It is very tempting to begin this review with a food pun: to speak about how tastefully done or how flavorful the film is. But while certain elements of the film were certainly tasteful, the film as a whole was just bland. And despite its name, Chef is less about the experience of being a chef and more about two very broad groundbreaking themes: “Be the person who you want to be” and “Family is always important.”
Chef, the comedy-drama written and directed by John Favreau, works well as a heartwarming tale in some respects but also falls short in others. Favreau plays the protagonist Carl Caspar, an acclaimed chef who quits his job at a restaurant to begin anew, on his own terms. Caspar fixes up a food truck with his son Percy (Emjay Anthony), and together they travel cross-country selling Cuban Sandwiches. It is difficult not to read the film’s unsubtle impatience with “cooking what the manager wants” in relation to Favreau’s own career working on bigger Hollywood projects such as Iron Man.
Favreau’s not so subtle commentary on entertainment and social media is an integral part of the film’s humor. In one of Chef’s most comical scenes, Caspar loses his temper at a cold-hearted food critic who might just as well be a cold-hearted film critic. Periodically, Favreau also remarks on either the power of social media or adults’ ineptness at using Twitter. While these attempts at commentary are admirable, they lack nuance and, frankly, feel outdated.
As a director, Favreau has a deft, experienced hand. He isn’t afraid to linger on a shot, whether it is a gorgeous, crisp image of vegetables or a raw, emotion-filled character close-up. He takes care to give attention to details, to let a scene sink in. Caspar and his ex-wife Inez (Sofia Vergarez) take their son dancing. They dance the salsa to the lively music in the background, smiles wide on their faces. The camera pans to their son staring up at them, his eyes shining. The red lighting and the out-of-focus background create a red dreamlike haze around the boy as he watches his parents sway back and forth to the music.

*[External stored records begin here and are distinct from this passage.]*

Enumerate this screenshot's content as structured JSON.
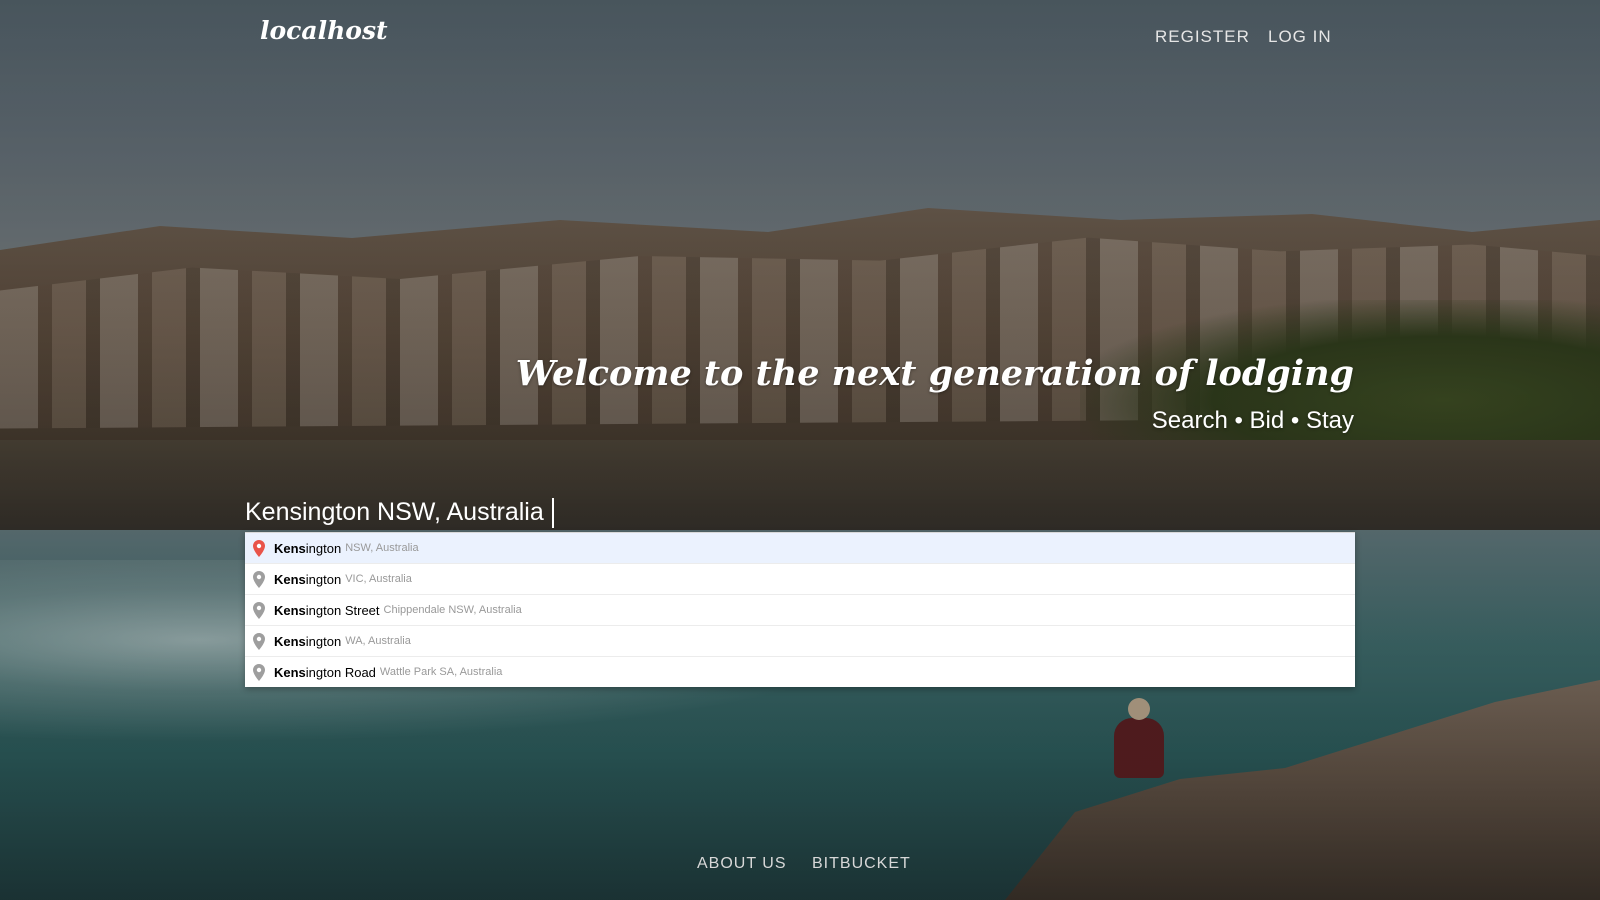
{
  "header": {
    "brand": "localhost",
    "nav": [
      {
        "label": "REGISTER"
      },
      {
        "label": "LOG IN"
      }
    ]
  },
  "hero": {
    "title": "Welcome to the next generation of lodging",
    "subtitle": "Search • Bid • Stay"
  },
  "search": {
    "value": "Kensington NSW, Australia",
    "suggestions": [
      {
        "match": "Kens",
        "rest": "ington",
        "secondary": "NSW, Australia",
        "active": true
      },
      {
        "match": "Kens",
        "rest": "ington",
        "secondary": "VIC, Australia",
        "active": false
      },
      {
        "match": "Kens",
        "rest": "ington Street",
        "secondary": "Chippendale NSW, Australia",
        "active": false
      },
      {
        "match": "Kens",
        "rest": "ington",
        "secondary": "WA, Australia",
        "active": false
      },
      {
        "match": "Kens",
        "rest": "ington Road",
        "secondary": "Wattle Park SA, Australia",
        "active": false
      }
    ],
    "pin_icon": "map-pin-icon",
    "pin_color_active": "#e9544a",
    "pin_color_default": "#9e9e9e"
  },
  "footer": {
    "links": [
      {
        "label": "ABOUT US"
      },
      {
        "label": "BITBUCKET"
      }
    ]
  }
}
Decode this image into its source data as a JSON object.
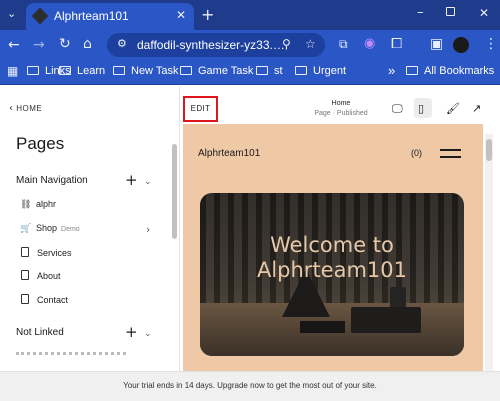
{
  "browser": {
    "tab_title": "Alphrteam101",
    "new_tab_symbol": "+",
    "url": "daffodil-synthesizer-yz33.squ...",
    "bookmarks": [
      {
        "label": "Links"
      },
      {
        "label": "Learn"
      },
      {
        "label": "New Task"
      },
      {
        "label": "Game Task"
      },
      {
        "label": "st"
      },
      {
        "label": "Urgent"
      }
    ],
    "more_bookmarks_symbol": "»",
    "all_bookmarks": "All Bookmarks"
  },
  "sidebar": {
    "back_label": "HOME",
    "title": "Pages",
    "main_nav_label": "Main Navigation",
    "items": [
      {
        "label": "alphr",
        "icon": "link-icon"
      },
      {
        "label": "Shop",
        "tag": "Demo",
        "icon": "cart-icon"
      },
      {
        "label": "Services",
        "icon": "page-icon"
      },
      {
        "label": "About",
        "icon": "page-icon"
      },
      {
        "label": "Contact",
        "icon": "page-icon"
      }
    ],
    "not_linked_label": "Not Linked"
  },
  "editor": {
    "edit_label": "EDIT",
    "page_name": "Home",
    "page_status": "Page · Published"
  },
  "site": {
    "name": "Alphrteam101",
    "cart": "(0)",
    "hero_title": "Welcome to Alphrteam101"
  },
  "trial_message": "Your trial ends in 14 days. Upgrade now to get the most out of your site.",
  "colors": {
    "browser_accent": "#2b56c5",
    "preview_bg": "#efc9a6",
    "edit_highlight": "#e0141b"
  }
}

Favreau’s portrayal of Caspar is spot-on. He can be stubborn, funny, over the top, but also show reserve during emotional moments with his son. The other characters in the film unfortunately are much less developed, defined only through their relationship to Caspar: his wife, his son, his friend. This is in some ways understandable – the film is told through Caspar’s point of view. Nevertheless, because the character interactions play such an integral part in the story, the lack of dimension is noticeable.
And here we come to the film’s greatest strength, which is also its biggest weakness. In a film world full of melodrama, the directness and authenticity of each character is refreshing. In another movie, Casper and his ex-wife would be uncomfortable or angry with one another. Here, they have an amiable relationship. But although the characters are sweet and charming, their actions lack gravitas. This film clearly is a very personal journey for Favreau and for the character he plays. But we never feel from either one a strong sense of urgency since Casper never meets any real resistance or any real challenges.
Whatever Casper’s actions, all of the surrounding characters support him regardless. After he quits his job, his ex-wife flies him to Miami and helps him get a food truck. When he begins traveling on the food truck, a large crowd of customers immediately assembles. He doesn’t spend enough time with Percy, but his improbably mature ten-year old son never complains and always welcomes him back with open arms.
The problem is we never doubt that Caspar is going to succeed. And when he does finally get his happy ending and the upbeat music begins playing, we don’t feel joyous and uplifted, just indifferent. Chef aspires to be a critique of the bland entertainment dished out by Hollywood these days. Ultimately however it ends up serving its own colorful but only mildly appetizing fare.
An enjoyable, feel-good family story. Nothing more.